Mülheimer Familien machen aufregende Moldau-Reise

Die wissbegierige Greta Gazzetta, gespielt von Konzertpädagogin Dr. Ulrike Schwanse, in ihrem Moldau-Boot am Sonntag in der Stadthalle.
Die wissbegierige Greta Gazzetta, gespielt von Konzertpädagogin Dr. Ulrike Schwanse, in ihrem Moldau-Boot am Sonntag in der Stadthalle.
Foto: Michael Dahlke
  • Bedřich Smetanas bekannteste Komposition „Die Moldau“ begeisterte in der Stadthalle
  • Konzertpädagogin Dr. Ulrike Schwanse schlüpfte ins Gewand von Greta Gazzetta
  • Wie nebenbei erfuhr die Zuhörer viele Details über die Musik

Mülheim..  Bedřich Smetanas bekannteste Komposition „Die Moldau“ ist mit ihrer Bildsprache ein fabelhaftes Beispiel für Programmmusik mit Tonmalerei. Sie ist eine von sechs sinfonischen Dichtungen, die Smetana über Tschechien komponierte und zusammen „Mein Vaterland“ nannte. Weil sie so melodisch, so bildhaft und eingängig ist, eignet sich „Die Moldau“ so gut für ein Familienkonzert, wie es am Sonntag in der Stadthalle zu erleben war.
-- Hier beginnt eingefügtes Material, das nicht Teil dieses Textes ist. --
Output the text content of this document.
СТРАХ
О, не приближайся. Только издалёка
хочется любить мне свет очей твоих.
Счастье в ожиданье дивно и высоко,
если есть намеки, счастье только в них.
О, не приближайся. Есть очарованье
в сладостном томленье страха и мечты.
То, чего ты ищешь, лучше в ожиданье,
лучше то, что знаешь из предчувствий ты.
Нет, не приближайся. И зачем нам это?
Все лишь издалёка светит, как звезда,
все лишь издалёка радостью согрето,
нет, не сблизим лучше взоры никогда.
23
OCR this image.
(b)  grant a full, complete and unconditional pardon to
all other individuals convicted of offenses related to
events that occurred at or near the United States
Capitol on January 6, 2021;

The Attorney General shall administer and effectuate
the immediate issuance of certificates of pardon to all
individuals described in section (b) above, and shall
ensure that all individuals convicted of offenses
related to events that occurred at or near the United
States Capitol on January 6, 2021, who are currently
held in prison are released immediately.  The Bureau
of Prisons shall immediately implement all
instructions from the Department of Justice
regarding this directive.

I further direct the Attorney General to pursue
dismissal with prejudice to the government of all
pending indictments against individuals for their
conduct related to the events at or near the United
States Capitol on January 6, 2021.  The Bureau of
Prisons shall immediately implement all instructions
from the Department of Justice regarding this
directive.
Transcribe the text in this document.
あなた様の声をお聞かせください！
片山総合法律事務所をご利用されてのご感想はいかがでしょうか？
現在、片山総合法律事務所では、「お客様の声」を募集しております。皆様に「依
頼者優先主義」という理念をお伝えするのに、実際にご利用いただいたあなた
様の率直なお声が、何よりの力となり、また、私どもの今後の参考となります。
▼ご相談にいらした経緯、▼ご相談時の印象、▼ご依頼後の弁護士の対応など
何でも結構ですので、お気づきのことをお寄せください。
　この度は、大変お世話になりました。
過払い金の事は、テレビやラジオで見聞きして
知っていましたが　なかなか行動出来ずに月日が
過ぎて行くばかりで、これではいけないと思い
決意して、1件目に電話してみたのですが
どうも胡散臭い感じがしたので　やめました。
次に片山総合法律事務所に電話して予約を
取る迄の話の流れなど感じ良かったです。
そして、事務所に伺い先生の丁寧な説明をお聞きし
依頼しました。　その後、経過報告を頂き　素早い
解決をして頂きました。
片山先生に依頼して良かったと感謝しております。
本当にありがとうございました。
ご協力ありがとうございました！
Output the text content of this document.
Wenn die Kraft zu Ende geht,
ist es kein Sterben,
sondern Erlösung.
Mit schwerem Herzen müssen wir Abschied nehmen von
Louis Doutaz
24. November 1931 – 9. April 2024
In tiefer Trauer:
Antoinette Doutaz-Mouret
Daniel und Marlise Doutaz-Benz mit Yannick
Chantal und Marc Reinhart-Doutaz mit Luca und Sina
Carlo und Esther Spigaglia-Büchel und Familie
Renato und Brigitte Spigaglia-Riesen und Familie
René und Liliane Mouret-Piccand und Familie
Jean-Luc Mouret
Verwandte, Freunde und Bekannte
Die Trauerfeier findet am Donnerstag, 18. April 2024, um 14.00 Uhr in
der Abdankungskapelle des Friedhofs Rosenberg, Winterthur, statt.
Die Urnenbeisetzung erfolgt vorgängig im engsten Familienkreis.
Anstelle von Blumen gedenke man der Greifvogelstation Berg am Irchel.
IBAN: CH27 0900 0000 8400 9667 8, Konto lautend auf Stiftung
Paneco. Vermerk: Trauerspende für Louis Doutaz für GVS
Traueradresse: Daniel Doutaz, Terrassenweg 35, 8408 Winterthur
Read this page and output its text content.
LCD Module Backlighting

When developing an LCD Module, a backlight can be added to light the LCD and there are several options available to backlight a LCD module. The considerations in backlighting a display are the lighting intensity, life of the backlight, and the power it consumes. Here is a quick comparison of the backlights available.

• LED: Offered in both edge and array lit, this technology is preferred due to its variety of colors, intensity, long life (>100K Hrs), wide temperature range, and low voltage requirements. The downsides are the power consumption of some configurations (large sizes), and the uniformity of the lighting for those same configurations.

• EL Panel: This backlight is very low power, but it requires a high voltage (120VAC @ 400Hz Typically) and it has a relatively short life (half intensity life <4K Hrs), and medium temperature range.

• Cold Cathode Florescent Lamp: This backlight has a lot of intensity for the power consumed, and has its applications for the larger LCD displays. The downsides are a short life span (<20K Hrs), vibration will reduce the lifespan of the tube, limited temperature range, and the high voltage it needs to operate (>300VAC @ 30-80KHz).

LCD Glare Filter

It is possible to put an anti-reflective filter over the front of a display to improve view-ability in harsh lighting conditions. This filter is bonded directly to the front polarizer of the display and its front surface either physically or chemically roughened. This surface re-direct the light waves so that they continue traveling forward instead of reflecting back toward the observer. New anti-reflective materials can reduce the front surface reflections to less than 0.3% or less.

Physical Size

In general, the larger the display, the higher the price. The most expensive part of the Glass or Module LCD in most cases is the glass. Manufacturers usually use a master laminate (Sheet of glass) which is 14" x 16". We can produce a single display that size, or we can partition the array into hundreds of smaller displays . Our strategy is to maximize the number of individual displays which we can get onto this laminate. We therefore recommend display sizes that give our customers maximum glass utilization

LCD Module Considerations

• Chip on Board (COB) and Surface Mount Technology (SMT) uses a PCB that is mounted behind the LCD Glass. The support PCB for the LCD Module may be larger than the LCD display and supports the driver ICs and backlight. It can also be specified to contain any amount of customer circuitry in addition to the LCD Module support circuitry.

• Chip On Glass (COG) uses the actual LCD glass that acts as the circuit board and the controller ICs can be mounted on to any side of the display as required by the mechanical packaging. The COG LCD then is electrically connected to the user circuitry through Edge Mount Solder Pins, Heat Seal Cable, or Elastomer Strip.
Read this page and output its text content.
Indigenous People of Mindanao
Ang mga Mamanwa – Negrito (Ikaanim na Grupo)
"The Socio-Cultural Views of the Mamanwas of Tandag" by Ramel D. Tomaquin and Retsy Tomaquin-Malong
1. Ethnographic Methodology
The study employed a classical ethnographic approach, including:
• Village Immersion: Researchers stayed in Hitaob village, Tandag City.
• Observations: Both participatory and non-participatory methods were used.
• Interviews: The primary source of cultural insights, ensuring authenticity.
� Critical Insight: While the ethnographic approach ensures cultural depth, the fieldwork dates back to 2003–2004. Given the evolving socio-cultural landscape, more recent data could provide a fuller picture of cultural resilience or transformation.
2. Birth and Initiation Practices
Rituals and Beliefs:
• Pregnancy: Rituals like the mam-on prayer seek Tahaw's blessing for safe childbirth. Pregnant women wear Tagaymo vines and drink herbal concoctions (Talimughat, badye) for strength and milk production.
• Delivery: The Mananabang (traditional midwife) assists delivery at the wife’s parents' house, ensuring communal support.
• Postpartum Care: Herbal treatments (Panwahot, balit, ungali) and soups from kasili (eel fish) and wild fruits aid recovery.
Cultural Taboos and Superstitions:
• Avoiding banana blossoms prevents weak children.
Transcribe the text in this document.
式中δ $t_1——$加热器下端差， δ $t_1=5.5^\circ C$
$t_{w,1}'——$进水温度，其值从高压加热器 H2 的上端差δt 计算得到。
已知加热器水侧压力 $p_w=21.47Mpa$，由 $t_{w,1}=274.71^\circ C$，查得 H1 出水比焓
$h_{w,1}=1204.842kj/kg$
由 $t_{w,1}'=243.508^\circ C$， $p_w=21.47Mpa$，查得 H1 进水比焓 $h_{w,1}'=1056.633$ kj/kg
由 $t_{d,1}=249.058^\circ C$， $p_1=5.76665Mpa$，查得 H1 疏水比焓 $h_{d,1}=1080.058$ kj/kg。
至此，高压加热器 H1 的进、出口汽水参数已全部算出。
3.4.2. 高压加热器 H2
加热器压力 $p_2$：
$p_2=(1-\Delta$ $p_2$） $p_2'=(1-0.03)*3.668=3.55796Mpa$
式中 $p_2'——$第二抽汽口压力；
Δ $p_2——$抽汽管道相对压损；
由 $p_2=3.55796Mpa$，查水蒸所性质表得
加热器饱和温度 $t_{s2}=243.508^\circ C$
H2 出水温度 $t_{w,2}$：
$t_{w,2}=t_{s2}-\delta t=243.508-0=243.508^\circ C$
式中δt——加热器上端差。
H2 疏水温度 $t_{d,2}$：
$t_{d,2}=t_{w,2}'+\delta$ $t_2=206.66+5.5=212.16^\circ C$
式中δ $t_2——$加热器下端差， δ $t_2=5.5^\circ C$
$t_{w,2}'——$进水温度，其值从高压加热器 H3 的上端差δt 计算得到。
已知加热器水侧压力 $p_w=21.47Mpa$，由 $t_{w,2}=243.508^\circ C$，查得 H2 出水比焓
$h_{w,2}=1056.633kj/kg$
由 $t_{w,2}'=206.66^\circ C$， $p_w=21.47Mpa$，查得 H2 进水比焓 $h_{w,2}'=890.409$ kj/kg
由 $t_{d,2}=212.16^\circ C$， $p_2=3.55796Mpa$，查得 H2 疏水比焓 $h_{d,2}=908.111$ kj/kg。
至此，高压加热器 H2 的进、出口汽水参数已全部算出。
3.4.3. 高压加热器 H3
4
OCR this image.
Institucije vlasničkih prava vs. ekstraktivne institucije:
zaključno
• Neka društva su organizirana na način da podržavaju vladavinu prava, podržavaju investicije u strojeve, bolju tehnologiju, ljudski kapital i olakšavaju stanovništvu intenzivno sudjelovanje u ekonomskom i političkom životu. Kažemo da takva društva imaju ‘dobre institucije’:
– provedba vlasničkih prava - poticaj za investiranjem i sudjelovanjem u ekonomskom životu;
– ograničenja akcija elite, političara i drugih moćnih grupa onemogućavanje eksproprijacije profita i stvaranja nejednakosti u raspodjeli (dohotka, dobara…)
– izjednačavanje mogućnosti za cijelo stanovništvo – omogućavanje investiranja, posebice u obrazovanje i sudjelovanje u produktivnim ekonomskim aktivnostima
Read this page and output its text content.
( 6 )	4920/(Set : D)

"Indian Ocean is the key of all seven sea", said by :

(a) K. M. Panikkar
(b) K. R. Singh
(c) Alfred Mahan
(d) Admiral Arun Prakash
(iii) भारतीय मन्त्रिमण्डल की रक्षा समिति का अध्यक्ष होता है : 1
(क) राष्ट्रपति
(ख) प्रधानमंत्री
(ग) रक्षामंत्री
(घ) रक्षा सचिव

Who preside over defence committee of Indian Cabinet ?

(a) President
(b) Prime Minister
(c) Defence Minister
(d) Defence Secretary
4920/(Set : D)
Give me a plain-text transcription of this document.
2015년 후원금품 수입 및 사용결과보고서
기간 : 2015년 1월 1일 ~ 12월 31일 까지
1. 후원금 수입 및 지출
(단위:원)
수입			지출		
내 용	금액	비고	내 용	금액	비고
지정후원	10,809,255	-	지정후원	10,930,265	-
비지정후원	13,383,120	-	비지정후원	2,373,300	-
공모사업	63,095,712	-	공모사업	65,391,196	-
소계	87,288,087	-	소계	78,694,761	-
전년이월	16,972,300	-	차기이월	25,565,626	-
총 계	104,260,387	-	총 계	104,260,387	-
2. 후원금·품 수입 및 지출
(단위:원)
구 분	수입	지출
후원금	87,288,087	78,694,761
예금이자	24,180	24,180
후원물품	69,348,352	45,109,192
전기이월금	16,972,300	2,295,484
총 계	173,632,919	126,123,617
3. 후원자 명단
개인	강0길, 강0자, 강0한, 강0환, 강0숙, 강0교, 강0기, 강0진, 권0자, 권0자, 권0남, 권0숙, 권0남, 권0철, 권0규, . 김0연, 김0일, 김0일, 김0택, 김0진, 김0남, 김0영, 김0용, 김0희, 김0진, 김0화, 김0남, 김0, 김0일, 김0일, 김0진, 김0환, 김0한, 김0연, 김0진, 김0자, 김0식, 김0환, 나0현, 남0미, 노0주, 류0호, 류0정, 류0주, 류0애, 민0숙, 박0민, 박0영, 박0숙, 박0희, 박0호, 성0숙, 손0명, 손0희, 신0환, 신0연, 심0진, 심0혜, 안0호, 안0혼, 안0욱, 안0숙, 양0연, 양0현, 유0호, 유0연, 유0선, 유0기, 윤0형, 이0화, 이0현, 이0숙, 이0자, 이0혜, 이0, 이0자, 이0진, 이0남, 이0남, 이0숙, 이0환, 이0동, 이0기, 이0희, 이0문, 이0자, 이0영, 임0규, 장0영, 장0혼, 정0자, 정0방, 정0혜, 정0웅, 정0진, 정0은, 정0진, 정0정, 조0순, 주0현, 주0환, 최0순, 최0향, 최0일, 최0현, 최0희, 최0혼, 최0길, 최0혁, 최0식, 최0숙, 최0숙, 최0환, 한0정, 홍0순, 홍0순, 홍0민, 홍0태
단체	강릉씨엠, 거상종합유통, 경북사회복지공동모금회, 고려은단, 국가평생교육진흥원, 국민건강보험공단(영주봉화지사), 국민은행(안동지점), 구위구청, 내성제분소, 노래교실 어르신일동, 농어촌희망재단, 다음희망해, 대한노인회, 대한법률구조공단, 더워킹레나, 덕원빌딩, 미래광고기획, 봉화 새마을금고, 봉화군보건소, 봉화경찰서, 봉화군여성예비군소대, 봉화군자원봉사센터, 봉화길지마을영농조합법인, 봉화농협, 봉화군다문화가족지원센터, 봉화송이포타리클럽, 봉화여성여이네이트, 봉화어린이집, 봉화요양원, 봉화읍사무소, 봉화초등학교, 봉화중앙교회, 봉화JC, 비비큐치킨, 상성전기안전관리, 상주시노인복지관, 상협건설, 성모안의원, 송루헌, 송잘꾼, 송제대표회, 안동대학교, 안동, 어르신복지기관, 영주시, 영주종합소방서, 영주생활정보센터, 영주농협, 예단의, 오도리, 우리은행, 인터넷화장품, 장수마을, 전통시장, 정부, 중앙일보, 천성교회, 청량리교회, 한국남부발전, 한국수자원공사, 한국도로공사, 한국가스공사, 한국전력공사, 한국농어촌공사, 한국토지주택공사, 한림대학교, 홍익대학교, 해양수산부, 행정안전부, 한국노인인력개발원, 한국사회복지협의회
Die Konzertpädagogin Dr. Ulrike Schwanse schlüpfte für ihre kindgerechte Moderation des Konzertes in das Gewand der wissbegierigen Greta Gazzetta, die über Tschechien einen Reisebericht verfasst. Dafür startet sie in Prag und nimmt das Publikum mit auf ihre aufregende Reise von der Moldau-Quelle über den 440 km langen Fluss bis zurück nach Prag. Dabei erleben wir eine Jagdszene im Wald, eine Bauernhochzeit am Flussufer, eine Nacht erfüllt mit Träumen von Nymphen und Elfen und eine wilde Fahrt über Stromschnellen. Wie nebenbei erfährt der Zuhörer viele Details über die Musik, ihre Entstehung und über die Instrumente, die die Themen so bildhaft darstellen. Die Querflöten beschreiben die Quelle, die Streicher das gurgelnd fließende Wasser, die Hörner die Jagd und die Klarinetten laden zum Polkatanzen bei der Hochzeit ein.

Studentenorchester Münster unter der Leitung von Dirigent Cornelius During

Das Studentenorchester Münster hat unter der Leitung seines Dirigenten Cornelius During nicht nur eine musikalisch niveauvolle Leistung gezeigt, sondern sich auch tänzerisch und schauspielerisch eingesetzt und damit als ideale Besetzung für das junge Familienpublikum im restlos ausverkauften Theatersaal erwiesen.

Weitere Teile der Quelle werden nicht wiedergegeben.